By Inti Landauro
MADRID (Reuters) – Spain’s conservative People’s Party (PP), which elbowed out the ruling Socialists during local elections on Sunday, must ally with far-right group Vox to rule in various regions ahead of an end-of-year national vote.
With voters fed up at squabbling within Prime Minister Pedro Sanchez’s government coalition, the opposition PP won outright in two of 12 regions where there were elections and could form a majority with Vox’s support in another six.
“Vox is here to stay and is here to be decisive in the construction of the alternative Spain needs,” its leader Santiago Abascal said in a speech early on Monday, adding he had not yet spoken to PP leader Alberto Nunez Feijoo.

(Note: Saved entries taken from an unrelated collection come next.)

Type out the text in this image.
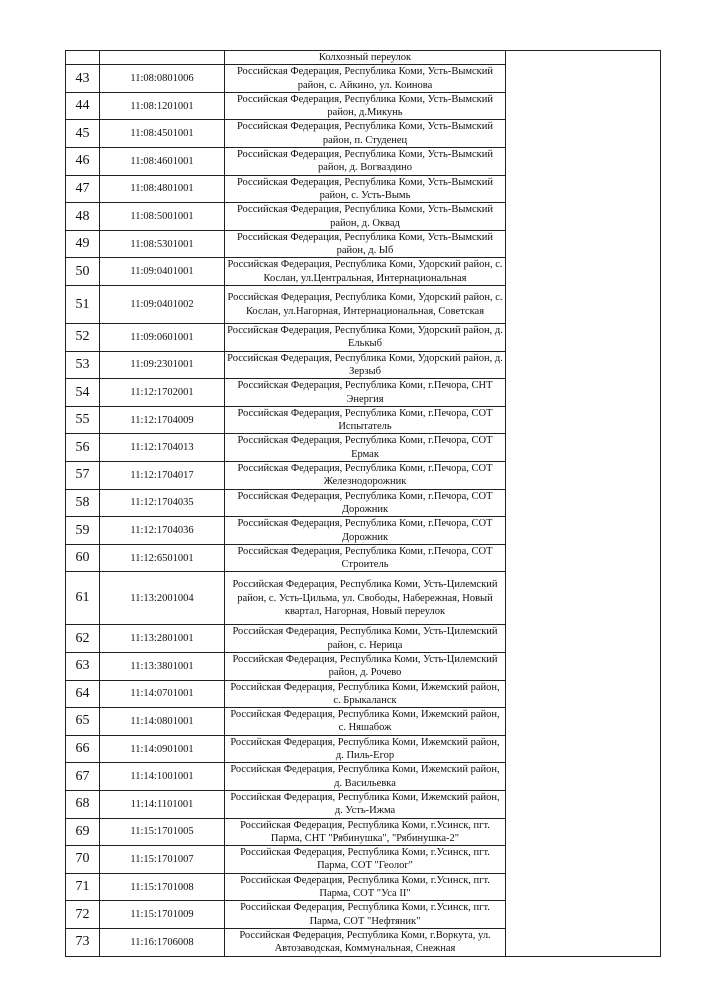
		Колхозный переулок	
43	11:08:0801006	Российская Федерация, Республика Коми, Усть-Вымский район, с. Айкино, ул. Коинова	
44	11:08:1201001	Российская Федерация, Республика Коми, Усть-Вымский район, д.Микунь	
45	11:08:4501001	Российская Федерация, Республика Коми, Усть-Вымский район, п. Студенец	
46	11:08:4601001	Российская Федерация, Республика Коми, Усть-Вымский район, д. Вогваздино	
47	11:08:4801001	Российская Федерация, Республика Коми, Усть-Вымский район, с. Усть-Вымь	
48	11:08:5001001	Российская Федерация, Республика Коми, Усть-Вымский район, д. Оквад	
49	11:08:5301001	Российская Федерация, Республика Коми, Усть-Вымский район, д. Ыб	
50	11:09:0401001	Российская Федерация, Республика Коми, Удорский район, с. Кослан, ул.Центральная, Интернациональная	
51	11:09:0401002	Российская Федерация, Республика Коми, Удорский район, с. Кослан, ул.Нагорная, Интернациональная, Советская	
52	11:09:0601001	Российская Федерация, Республика Коми, Удорский район, д. Елькыб	
53	11:09:2301001	Российская Федерация, Республика Коми, Удорский район, д. Зерзыб	
54	11:12:1702001	Российская Федерация, Республика Коми, г.Печора, СНТ Энергия	
55	11:12:1704009	Российская Федерация, Республика Коми, г.Печора, СОТ Испытатель	
56	11:12:1704013	Российская Федерация, Республика Коми, г.Печора, СОТ Ермак	
57	11:12:1704017	Российская Федерация, Республика Коми, г.Печора, СОТ Железнодорожник	
58	11:12:1704035	Российская Федерация, Республика Коми, г.Печора, СОТ Дорожник	
59	11:12:1704036	Российская Федерация, Республика Коми, г.Печора, СОТ Дорожник	
60	11:12:6501001	Российская Федерация, Республика Коми, г.Печора, СОТ Строитель	
61	11:13:2001004	Российская Федерация, Республика Коми, Усть-Цилемский район, с. Усть-Цильма, ул. Свободы, Набережная, Новый квартал, Нагорная, Новый переулок	
62	11:13:2801001	Российская Федерация, Республика Коми, Усть-Цилемский район, с. Нерица	
63	11:13:3801001	Российская Федерация, Республика Коми, Усть-Цилемский район, д. Рочево	
64	11:14:0701001	Российская Федерация, Республика Коми, Ижемский район, с. Брыкаланск	
65	11:14:0801001	Российская Федерация, Республика Коми, Ижемский район, с. Няшабож	
66	11:14:0901001	Российская Федерация, Республика Коми, Ижемский район, д. Пиль-Егор	
67	11:14:1001001	Российская Федерация, Республика Коми, Ижемский район, д. Васильевка	
68	11:14:1101001	Российская Федерация, Республика Коми, Ижемский район, д. Усть-Ижма	
69	11:15:1701005	Российская Федерация, Республика Коми, г.Усинск, пгт. Парма, СНТ "Рябинушка", "Рябинушка-2"	
70	11:15:1701007	Российская Федерация, Республика Коми, г.Усинск, пгт. Парма, СОТ "Геолог"	
71	11:15:1701008	Российская Федерация, Республика Коми, г.Усинск, пгт. Парма, СОТ "Уса II"	
72	11:15:1701009	Российская Федерация, Республика Коми, г.Усинск, пгт. Парма, СОТ "Нефтяник"	
73	11:16:1706008	Российская Федерация, Республика Коми, г.Воркута, ул. Автозаводская, Коммунальная, Снежная	
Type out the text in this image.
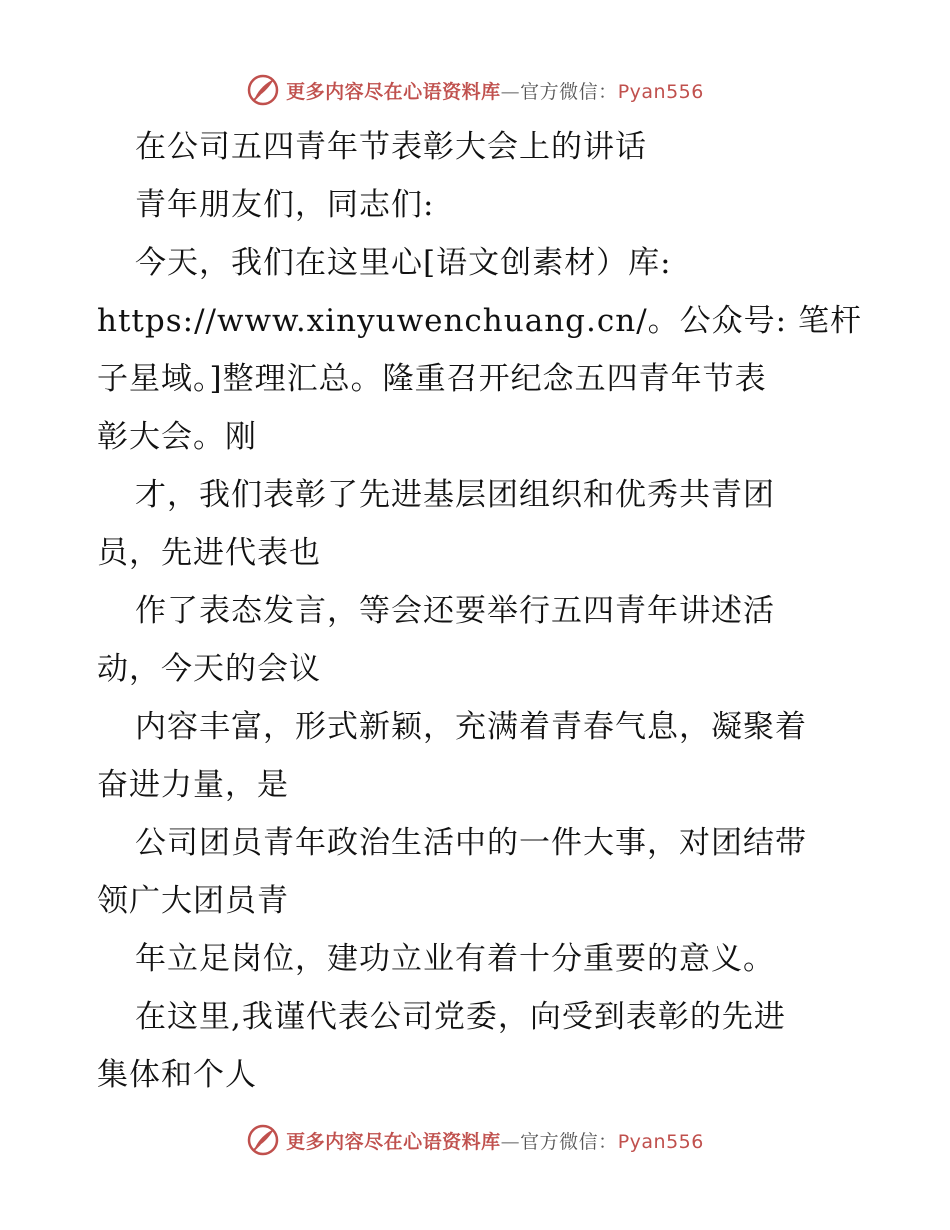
更多内容尽在心语资料库—官方微信：Pyan556
在公司五四青年节表彰大会上的讲话
青年朋友们，同志们:
今天，我们在这里心[语文创素材）库:
https://www.xinyuwenchuang.cn/。公众号: 笔杆
子星域。]整理汇总。隆重召开纪念五四青年节表
彰大会。刚
才，我们表彰了先进基层团组织和优秀共青团
员，先进代表也
作了表态发言，等会还要举行五四青年讲述活
动，今天的会议
内容丰富，形式新颖，充满着青春气息，凝聚着
奋进力量，是
公司团员青年政治生活中的一件大事，对团结带
领广大团员青
年立足岗位，建功立业有着十分重要的意义。
在这里,我谨代表公司党委，向受到表彰的先进
集体和个人
更多内容尽在心语资料库—官方微信：Pyan556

The PP’s gains and Vox’s solid performance indicate the conservatives could unseat Sanchez and his Socialist Workers’ Party (PSOE) if they replicate the performance in a national parliamentary vote due by December.
The main setbacks for the Socialists came from losses in the Valencia, Aragon and Balearic Island regions, as well as in one of their most important fiefdoms, the southwestern region of Extremadura.
TWO-PARTY DOMINANCE
In the populous Madrid region, PP’s local leader Isabel Diaz Ayuso won a majority.
In big cities such as Valencia and Seville, where mayors were also elected, the count turned in favour of the PP, which also won an absolute majority in the city of Madrid.
Barcelona was an outlier among big cities, with a pro-independence party winning, though by such a narrow margin that it will need an agreement with the Socialists to unseat the current mayor, far-left Ada Colau.
Podemos, the Socialists’ far-left junior coalition partner, lost ground all over Spain, further weakening Sanchez’s position.
Sunday’s votes in 12 of Spain’s 17 regions showed a return to two-party dominance by the PSOE and PP after a decade of greater involvement by smaller parties such as the left-wing Podemos and centrist Ciudadanos.
The anti-immigrant and anti-separatist Vox was formed in 2013 and came third in the last national election.